There is no Dypraxa, never was, never will be. I know of no wonder cure for TB that has recently been launched on the African market or any other—or is about to be—so with luck I shall not be spending the rest of my life in the law courts or worse, though nowadays you can never be sure. But I can tell you this. As my journey through the pharmaceutical jungle progressed, I came to realize that, by comparison with the reality, my story was as tame as a holiday postcard.

On a happier note, let me warmly thank those who helped me and are willing to have their names mentioned, as well as others who helped me and for good reasons are not.

Ted Younie, a longtime and compassionate observer of the African scene, first whispered pharmaceuticals in my ear and later purged my text of several solecisms.

Dr. David Miller, a physician with experience of Africa and the Third World, first suggested tuberculosis as the way, and opened my eyes to the costly and sophisticated campaign of seduction waged by pharmaceutical companies against the medical profession.

Dr. Peter Godfrey-Faussett, a senior lecturer at the London School of Hygiene and Tropical Medicine, gave me precious expert advice, both at the outset and again at the manuscript stage.

Arthur, a man of many trades and son of my late American publisher Jack Geoghegan, told me horrendous tales of his time as a pharma man in Moscow and Eastern Europe.
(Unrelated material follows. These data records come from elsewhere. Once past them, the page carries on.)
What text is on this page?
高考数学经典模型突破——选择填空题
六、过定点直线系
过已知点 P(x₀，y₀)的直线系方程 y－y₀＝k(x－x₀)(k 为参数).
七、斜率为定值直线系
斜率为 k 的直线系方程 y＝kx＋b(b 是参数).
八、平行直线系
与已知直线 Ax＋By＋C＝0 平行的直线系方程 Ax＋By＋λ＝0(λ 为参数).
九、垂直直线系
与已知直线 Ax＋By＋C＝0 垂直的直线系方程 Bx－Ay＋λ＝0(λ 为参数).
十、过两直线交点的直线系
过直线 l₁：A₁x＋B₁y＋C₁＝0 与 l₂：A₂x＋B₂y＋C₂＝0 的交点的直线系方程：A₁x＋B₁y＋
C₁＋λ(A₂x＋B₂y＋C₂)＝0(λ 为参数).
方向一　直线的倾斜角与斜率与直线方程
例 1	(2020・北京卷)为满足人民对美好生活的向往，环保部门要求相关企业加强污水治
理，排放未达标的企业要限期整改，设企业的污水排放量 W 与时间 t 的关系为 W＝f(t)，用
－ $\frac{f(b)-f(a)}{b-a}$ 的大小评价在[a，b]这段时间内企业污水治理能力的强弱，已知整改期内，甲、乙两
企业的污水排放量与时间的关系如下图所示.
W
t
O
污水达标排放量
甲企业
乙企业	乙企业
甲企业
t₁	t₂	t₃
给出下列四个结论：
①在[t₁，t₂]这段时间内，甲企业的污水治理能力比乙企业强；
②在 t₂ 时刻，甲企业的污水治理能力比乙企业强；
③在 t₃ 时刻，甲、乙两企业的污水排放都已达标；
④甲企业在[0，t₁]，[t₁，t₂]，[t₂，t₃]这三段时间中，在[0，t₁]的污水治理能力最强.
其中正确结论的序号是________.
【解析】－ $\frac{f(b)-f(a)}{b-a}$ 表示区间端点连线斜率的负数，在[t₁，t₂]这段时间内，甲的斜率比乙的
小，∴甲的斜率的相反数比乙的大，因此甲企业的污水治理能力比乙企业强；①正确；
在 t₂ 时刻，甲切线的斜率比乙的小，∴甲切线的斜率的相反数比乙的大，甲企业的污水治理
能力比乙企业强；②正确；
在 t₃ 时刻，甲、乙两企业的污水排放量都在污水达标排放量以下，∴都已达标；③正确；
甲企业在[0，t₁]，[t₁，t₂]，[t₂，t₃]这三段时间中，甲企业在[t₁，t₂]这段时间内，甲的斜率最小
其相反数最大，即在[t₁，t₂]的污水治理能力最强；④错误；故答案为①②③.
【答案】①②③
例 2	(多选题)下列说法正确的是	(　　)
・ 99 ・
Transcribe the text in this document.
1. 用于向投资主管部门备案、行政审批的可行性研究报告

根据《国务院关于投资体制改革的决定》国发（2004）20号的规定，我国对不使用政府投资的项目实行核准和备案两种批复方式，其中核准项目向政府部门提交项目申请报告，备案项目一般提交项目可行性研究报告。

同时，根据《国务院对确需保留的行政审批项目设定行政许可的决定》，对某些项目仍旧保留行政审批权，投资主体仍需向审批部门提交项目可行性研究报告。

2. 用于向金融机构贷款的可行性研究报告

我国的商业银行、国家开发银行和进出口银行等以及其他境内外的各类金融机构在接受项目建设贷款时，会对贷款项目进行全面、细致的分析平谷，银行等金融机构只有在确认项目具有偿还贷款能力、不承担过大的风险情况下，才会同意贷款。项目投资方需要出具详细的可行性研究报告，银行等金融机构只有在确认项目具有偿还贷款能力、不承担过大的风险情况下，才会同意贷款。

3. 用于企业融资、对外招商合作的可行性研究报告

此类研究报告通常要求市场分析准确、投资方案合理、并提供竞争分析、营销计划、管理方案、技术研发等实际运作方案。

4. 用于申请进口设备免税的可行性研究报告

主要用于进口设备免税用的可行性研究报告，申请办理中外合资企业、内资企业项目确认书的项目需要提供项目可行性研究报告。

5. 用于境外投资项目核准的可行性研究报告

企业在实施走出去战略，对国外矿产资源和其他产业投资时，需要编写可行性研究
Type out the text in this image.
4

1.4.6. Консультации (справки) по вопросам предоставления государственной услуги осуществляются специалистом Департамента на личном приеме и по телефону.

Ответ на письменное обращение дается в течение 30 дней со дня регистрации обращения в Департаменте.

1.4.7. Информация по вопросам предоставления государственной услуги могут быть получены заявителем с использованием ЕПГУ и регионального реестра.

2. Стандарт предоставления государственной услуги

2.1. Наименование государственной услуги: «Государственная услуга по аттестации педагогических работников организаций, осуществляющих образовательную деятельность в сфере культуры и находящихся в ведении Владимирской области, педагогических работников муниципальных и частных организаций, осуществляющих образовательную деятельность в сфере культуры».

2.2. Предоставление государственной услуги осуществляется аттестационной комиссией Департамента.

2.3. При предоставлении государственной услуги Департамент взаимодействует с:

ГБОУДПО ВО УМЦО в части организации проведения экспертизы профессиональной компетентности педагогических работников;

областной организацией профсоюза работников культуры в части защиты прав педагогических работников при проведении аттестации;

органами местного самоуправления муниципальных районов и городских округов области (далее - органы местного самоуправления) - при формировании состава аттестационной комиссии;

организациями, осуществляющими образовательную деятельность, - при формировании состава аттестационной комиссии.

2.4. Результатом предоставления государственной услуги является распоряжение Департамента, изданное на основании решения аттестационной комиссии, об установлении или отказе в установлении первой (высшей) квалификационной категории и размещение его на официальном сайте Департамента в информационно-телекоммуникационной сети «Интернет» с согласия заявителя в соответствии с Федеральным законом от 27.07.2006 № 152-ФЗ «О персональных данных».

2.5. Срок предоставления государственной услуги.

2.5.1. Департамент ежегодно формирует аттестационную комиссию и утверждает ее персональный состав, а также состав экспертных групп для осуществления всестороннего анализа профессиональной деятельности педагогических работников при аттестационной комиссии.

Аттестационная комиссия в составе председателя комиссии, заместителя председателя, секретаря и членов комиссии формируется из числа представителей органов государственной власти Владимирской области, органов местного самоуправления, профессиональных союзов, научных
Jack's benign spirit presided over us.

Daniel Berman of Medecins Sans Frontieres in Geneva provided me with a briefing that was three-star Michelin: worth the whole journey.

BUKO Pharma-Kampagne of Bielefeld in Germany—not to be confused with Hippo in my novel—is an independently financed, undermanned body of sane, well-qualified people who struggle to expose the misdeeds of the pharmaceutical industry, particularly in its dealings with the Third World. If you are feeling generous, please send them some money to help them continue their work. As medical opinion continues to be insidiously and methodically corrupted by the pharmagiants, BUKO'S survival assumes ever greater importance. And BUKO not only helped me greatly. They actually urged me to extol the virtues of responsible pharmaceutical companies. For love of them, I tried here and there to do as they asked, but it wasn't what the story was about.